La preghiera per l’unità dei cristiani assume in Terra Santa un significato profondo e urgente. Siamo nel luogo in cui la storia della salvezza fonda le sue radici e dove la presenza delle diverse confessioni cristiane coesiste a stretto contatto, in una diversità ancora segnata da importanti conflitti.
Vivere qui, insieme, la fede apostolica, non è certo per soffermarsi su controversie teologiche, relative alla gestione di potere e privilegi. Il cammino, che annualmente occupa tale settimana, è fatto di presenze ed esperienze. In particolare, per quest’anno anniversario, ispirate a quella fede comune e condivisa, che segnò il Concilio Ecumenico svoltosi a Nicea (l’attuale città turca di İznik) nel 325.
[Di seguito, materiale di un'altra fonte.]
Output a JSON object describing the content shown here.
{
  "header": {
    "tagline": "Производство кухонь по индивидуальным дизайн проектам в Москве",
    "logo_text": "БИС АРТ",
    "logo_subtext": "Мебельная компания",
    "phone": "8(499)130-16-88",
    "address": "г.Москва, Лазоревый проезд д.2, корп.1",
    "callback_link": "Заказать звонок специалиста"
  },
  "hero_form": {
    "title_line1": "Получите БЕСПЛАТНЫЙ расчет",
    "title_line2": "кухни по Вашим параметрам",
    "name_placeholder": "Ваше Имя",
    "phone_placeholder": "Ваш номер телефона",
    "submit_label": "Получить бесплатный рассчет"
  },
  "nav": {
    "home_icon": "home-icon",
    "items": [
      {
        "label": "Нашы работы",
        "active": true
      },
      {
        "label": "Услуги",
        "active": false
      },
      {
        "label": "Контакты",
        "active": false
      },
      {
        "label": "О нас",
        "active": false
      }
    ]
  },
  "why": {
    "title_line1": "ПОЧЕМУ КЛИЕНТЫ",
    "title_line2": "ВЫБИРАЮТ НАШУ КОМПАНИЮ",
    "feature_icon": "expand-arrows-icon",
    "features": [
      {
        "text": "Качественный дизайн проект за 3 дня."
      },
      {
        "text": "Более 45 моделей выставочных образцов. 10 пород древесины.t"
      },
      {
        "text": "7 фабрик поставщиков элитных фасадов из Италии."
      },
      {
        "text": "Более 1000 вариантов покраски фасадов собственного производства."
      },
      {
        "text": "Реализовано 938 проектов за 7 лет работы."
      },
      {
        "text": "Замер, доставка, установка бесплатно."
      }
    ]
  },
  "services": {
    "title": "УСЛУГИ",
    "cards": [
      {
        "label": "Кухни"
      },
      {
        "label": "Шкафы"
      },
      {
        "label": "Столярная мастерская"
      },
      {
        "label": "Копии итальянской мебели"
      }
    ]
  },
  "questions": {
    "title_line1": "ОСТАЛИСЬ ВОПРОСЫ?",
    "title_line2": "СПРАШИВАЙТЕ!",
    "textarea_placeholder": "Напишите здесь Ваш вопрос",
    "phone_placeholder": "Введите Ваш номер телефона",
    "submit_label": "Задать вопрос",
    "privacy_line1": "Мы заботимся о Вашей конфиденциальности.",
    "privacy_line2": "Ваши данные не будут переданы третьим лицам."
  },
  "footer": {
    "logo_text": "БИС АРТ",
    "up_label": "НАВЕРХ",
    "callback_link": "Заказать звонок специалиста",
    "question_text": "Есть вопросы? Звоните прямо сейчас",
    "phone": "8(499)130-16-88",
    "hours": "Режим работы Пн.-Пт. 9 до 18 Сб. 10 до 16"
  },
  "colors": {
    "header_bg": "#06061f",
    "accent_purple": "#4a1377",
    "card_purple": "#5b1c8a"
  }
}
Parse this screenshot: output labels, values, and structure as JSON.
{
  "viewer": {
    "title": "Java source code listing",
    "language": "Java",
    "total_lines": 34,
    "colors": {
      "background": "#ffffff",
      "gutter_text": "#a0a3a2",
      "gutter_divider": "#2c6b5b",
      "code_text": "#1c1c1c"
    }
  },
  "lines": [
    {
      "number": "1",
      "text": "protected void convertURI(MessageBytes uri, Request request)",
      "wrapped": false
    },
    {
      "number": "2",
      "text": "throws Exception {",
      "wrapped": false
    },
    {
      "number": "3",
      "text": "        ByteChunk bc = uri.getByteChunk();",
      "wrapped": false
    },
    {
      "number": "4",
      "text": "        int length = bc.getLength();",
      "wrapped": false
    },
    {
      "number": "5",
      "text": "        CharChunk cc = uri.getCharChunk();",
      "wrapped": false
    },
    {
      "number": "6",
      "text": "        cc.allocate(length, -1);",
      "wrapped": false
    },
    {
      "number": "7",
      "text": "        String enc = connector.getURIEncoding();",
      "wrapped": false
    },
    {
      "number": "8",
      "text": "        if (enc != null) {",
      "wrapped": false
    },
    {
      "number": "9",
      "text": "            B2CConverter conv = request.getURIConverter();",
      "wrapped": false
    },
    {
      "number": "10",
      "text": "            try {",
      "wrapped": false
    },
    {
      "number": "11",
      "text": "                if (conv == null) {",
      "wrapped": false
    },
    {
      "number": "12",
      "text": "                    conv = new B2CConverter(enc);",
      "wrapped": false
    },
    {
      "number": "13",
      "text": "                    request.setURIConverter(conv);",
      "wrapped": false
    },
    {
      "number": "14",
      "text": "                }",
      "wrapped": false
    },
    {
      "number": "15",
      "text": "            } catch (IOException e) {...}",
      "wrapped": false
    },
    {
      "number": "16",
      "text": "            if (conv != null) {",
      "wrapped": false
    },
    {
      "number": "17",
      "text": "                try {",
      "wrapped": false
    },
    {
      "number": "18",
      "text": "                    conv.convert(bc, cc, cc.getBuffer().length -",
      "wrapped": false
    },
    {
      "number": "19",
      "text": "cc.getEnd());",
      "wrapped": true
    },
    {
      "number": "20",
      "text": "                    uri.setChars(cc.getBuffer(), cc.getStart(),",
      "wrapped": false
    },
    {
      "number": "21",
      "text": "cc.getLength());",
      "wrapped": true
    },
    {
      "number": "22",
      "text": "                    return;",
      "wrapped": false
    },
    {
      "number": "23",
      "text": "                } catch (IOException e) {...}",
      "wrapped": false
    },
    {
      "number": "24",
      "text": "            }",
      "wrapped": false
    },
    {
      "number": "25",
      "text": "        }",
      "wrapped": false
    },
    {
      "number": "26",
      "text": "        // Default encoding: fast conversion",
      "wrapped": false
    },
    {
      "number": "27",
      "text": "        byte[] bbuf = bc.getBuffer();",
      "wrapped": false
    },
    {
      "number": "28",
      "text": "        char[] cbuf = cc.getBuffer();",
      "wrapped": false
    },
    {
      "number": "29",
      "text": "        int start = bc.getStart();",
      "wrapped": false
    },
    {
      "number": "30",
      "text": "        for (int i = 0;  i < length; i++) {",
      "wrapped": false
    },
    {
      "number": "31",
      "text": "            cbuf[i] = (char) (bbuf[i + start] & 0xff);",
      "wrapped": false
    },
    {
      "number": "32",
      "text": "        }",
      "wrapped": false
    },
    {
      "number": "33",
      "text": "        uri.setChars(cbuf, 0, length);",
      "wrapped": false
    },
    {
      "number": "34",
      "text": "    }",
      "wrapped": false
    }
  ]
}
A Gerusalemme, il richiamo all’unità non è solo un anelito spirituale, di fronte a dolorose divisioni; è soprattutto la necessità di incontrarsi oltre e meglio, a servizio di un bene autentico ed effettivo per l’essere umano, nel rispetto e nella pace.
Le Chiese animatrici quest’anno della settimana di preghiera, sono state: la Chiesa Cattolica (latina e greca), la Chiesa Ortodossa (greca, armena, siriana, etiope), la Chiesa della Riforma (anglicana e luterana).
Ogni giorno, una celebrazione differente ha animato la preghiera. Un dono arricchente per tutti i cristiani, senza arrendersi alle ferite causate da secoli di incomprensioni e divisioni.
Pregare per l’unità significa riconoscere che, nelle differenze, siamo discepoli dell’unico Signore. L’unità, dono dello Spirito, è anche frutto di decisioni, accoglienze e speranze.
I Padri di Nicea si impegnarono a trovare parole che potessero abbracciare l’intero mistero dell’incarnazione, della passione, morte e risurrezione del loro Signore. Nell’attesa del suo ritorno, anche i cristiani di tutto il mondo sono chiamati a testimoniare insieme questa fede nella Risurrezione, fonte di speranza e gioia, da condividere con tutti i popoli.
Il tema della settimana «Credi tu questo?» (Giovanni 11,26) ha segnato il cammino con una domanda che non cessa di interpellare. Rispondere “sì” a questa domanda, significa accogliere l’invito di Cristo a camminare insieme, superando divisioni, perché l’amore e la riconciliazione sono il cuore irrinunciabile del Vangelo.
Città Santa, segno di pace e insieme dramma dell’odio tra i popoli, Gerusalemme è una missione per ogni cristiano. Dove la vita ha vinto la morte, la diversità può solo essere un dono.